新浜医院 森 俊明(徳島市新浜本町3丁目)

 肛門狭窄症には主に裂肛(切れ痔)が原因の場合と、肛門の手術が原因の場合の2つがあります。また、体質的に瘢痕(はんこん)という固い傷跡になりやすい傾向の人にも多いようです。

 症状ですが、肛門が狭いために便が出にくくなり、無理な排便で肛門が切れます。最初は肛門が浅く切れるだけですが、何年も放置すると深い潰瘍(かいよう)となり、硬く瘢痕化します。こうなると肛門がますます狭くなり、裂けやすく悪循環に陥ります。やがて肛門は指も通らないほど狭くなり、排便に支障をきたします。

 このような肛門狭窄症に伴う症状を悪化させないためには便秘をしないことに尽きます。水分や野菜を多く取り、朝食を欠かさずに運動をしましょう。

 それでも駄目なら、対症療法として下剤を定期的に服用します。強力な下剤では逆効果なので、弱めの下剤で「粘土状軟便」を維持しましょう。肛門括約筋を弛緩(しかん)させる作用があるニトログリセリン軟膏(なんこう)が有効なこともあります。

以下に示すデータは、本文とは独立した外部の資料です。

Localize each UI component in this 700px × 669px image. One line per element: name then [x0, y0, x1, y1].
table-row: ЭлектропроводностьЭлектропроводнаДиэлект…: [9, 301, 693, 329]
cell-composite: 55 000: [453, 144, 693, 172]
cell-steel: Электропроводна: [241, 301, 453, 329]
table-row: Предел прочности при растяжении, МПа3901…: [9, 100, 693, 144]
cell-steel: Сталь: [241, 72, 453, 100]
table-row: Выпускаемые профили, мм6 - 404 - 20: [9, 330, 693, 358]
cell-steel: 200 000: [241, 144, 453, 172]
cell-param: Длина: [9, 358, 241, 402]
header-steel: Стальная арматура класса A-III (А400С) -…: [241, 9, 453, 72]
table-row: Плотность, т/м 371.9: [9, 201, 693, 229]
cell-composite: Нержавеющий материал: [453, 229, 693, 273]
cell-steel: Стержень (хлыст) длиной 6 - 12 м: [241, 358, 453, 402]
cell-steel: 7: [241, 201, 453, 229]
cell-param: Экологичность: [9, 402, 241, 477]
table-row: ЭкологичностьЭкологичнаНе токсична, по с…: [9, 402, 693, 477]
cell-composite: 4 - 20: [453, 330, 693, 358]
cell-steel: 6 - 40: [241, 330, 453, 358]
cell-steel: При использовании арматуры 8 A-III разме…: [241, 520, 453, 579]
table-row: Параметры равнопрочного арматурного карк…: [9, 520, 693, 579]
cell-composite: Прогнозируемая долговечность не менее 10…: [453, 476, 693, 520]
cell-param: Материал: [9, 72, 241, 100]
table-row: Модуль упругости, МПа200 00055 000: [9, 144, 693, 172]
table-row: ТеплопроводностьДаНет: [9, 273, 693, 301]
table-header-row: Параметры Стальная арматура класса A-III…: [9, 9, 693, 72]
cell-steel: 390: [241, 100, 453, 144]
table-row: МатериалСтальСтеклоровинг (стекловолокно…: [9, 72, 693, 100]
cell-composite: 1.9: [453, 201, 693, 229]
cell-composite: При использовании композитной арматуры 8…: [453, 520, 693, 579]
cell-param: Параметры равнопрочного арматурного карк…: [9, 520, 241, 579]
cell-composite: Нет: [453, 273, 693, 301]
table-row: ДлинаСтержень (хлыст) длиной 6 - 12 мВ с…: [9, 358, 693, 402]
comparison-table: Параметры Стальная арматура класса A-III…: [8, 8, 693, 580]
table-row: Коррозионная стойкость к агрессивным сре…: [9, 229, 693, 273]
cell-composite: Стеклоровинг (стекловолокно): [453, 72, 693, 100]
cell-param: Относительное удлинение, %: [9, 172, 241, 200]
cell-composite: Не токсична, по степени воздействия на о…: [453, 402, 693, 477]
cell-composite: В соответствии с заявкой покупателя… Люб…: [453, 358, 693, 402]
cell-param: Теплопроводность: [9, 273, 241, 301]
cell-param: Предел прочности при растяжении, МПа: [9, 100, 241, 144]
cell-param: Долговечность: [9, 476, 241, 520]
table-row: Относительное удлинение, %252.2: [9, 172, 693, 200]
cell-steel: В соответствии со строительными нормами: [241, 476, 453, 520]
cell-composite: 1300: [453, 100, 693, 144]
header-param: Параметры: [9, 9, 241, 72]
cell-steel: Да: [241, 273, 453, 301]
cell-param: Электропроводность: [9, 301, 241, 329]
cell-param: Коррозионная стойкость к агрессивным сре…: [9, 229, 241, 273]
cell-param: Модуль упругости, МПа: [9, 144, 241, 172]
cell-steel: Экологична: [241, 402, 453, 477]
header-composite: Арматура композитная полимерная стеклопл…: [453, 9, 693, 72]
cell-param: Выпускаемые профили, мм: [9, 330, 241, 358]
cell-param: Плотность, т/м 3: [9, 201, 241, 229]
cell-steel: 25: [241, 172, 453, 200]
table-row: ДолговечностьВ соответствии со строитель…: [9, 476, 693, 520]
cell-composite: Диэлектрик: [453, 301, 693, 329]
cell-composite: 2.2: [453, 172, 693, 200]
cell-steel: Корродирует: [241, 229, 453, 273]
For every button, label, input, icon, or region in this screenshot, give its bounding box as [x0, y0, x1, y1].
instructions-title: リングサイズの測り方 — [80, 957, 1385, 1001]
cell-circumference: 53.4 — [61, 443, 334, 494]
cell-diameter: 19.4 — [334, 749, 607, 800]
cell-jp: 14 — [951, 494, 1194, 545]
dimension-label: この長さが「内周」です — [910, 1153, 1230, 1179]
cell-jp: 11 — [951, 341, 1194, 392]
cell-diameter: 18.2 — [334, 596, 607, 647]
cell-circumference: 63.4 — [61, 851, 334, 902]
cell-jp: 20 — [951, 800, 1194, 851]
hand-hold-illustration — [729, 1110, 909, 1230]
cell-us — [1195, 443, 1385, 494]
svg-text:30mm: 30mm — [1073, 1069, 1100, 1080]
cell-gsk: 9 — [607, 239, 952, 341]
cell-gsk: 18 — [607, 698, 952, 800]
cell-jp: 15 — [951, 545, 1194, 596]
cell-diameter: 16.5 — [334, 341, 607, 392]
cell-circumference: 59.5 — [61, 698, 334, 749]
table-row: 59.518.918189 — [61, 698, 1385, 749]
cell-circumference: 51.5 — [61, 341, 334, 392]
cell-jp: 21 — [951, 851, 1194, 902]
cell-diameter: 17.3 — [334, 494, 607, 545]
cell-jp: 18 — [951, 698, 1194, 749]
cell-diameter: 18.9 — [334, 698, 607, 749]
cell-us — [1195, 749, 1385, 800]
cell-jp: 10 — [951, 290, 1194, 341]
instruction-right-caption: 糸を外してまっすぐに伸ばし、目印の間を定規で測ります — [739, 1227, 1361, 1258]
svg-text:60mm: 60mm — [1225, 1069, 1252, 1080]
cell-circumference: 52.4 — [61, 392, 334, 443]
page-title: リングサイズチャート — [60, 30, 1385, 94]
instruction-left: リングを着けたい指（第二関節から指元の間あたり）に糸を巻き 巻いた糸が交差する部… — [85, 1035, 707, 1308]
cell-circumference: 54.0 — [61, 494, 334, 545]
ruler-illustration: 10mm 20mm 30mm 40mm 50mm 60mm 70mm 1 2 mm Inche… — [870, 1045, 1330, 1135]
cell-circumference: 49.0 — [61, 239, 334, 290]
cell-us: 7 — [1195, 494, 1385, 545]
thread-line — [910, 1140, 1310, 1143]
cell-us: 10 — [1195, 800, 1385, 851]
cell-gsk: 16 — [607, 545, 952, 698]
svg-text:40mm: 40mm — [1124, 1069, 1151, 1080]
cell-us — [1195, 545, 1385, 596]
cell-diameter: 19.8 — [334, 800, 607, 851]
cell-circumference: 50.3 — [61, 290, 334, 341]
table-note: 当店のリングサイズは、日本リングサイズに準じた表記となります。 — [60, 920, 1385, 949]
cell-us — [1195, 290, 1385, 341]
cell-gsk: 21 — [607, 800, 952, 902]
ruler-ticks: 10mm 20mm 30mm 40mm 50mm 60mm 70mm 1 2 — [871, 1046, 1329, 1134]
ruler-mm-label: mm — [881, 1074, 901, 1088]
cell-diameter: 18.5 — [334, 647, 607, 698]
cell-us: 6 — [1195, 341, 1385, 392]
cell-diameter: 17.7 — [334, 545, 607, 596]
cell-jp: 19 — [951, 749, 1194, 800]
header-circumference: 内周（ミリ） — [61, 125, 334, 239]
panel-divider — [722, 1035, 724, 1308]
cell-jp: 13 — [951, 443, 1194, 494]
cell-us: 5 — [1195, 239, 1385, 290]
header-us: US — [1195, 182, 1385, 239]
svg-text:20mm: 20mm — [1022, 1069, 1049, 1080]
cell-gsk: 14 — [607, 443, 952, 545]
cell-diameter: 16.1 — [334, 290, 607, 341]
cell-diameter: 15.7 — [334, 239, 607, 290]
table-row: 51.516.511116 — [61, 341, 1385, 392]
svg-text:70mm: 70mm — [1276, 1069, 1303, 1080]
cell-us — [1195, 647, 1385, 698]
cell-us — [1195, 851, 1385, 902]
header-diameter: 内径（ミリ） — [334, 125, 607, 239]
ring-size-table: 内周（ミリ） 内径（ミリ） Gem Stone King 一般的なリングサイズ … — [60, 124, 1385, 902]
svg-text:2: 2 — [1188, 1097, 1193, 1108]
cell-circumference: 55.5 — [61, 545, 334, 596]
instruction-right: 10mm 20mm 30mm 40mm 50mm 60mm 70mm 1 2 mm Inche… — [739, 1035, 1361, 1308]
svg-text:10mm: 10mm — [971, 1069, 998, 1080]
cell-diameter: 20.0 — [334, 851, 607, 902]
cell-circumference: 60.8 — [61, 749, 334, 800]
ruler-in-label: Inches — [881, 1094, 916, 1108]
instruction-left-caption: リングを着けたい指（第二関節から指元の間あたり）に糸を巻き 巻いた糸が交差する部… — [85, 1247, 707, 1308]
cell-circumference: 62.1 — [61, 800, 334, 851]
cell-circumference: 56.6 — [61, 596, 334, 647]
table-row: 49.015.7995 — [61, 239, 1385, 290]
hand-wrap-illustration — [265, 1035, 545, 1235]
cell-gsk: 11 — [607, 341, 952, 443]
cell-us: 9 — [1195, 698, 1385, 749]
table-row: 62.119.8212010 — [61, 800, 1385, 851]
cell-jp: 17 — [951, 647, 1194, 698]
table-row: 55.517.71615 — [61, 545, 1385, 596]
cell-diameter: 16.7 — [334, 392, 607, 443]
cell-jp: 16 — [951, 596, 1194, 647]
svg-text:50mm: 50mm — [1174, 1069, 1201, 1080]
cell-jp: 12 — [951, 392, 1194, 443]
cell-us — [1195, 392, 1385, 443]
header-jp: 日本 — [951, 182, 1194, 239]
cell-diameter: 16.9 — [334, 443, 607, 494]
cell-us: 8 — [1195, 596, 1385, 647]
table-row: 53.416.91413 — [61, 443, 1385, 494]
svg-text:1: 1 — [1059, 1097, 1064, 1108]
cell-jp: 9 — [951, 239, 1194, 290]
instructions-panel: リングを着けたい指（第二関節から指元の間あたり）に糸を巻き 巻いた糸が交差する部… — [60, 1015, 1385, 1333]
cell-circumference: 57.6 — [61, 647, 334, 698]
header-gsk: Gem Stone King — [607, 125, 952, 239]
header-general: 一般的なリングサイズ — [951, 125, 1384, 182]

 それでも良くならなければ手術療法になります。硬く収縮した部分のつっぱり部分の除去や、メスで肛門括約筋に小さな切れ目を入れるLSIS法という手術があります。これで肛門が少し緩くなり、症状が軽くなります。

 これらが効かない高度の肛門狭窄には、SSG法という肛門管の形成手術を行います。これは狭窄している部分より外側の肛門の皮膚を利用して肛門を広げる手術で、入院が必要です。

 LSIS法とSSG法、いずれにしても大事なことは「広げ過ぎずに十分な効果を得る」ことで、技術的に難しいのは拡張の加減です。広げ過ぎると術後に肛門が緩くなるし、拡張が不十分だと早期に再発します。

 このほか、手術後の肛門狭窄症に、30年以上前まで痔核(いぼ痔)に対して盛んに行われていた手術法「ホワイトヘッド手術」の後遺症があります。

 それは、現在の標準術式である結紮(けっさつ)切除術に比べ、広い範囲を切除する手術でした。昔は徹底的に治すことが重視されていたためですが、術後に多々問題を生じました。現在では痔核のみを最小に切除する方法になってます。これは「根治性追求の拡大手術から機能を考えた縮小手術へ」という外科全般の流れに共通するものです。相談者が、ホワイトヘッド手術を受けていた可能性もあります。

 なお、肛門痛についての悩みですが、特発性(原因不明の意味)肛門痛という病気があります。痔核や裂肛と関係なく、突然に肛門の奥の方が痛くなり、それも夜に発症することが多いようです。肛門より奥、直腸の下の方が痛むと訴えることが多く、突然キューと締めつけられるような症状です。別名「肛門挙筋症候群」ともいわれ、肛門に関係する筋肉の収縮がうまく調整できなくなり、過剰に収縮するのが原因です。

 この場合、風呂で温めるなどで体の緊張を和らげると、筋肉が緩んで痛みが軽くなります。排便して直腸を空にすることも有効です。直腸の感覚が過敏で便意を感じやすくなっているのが原因なら、軽い安定剤も有効といわれています。相談者の場合、肛門狭窄症による痛みと、この特発性肛門痛が共存している可能性もあります。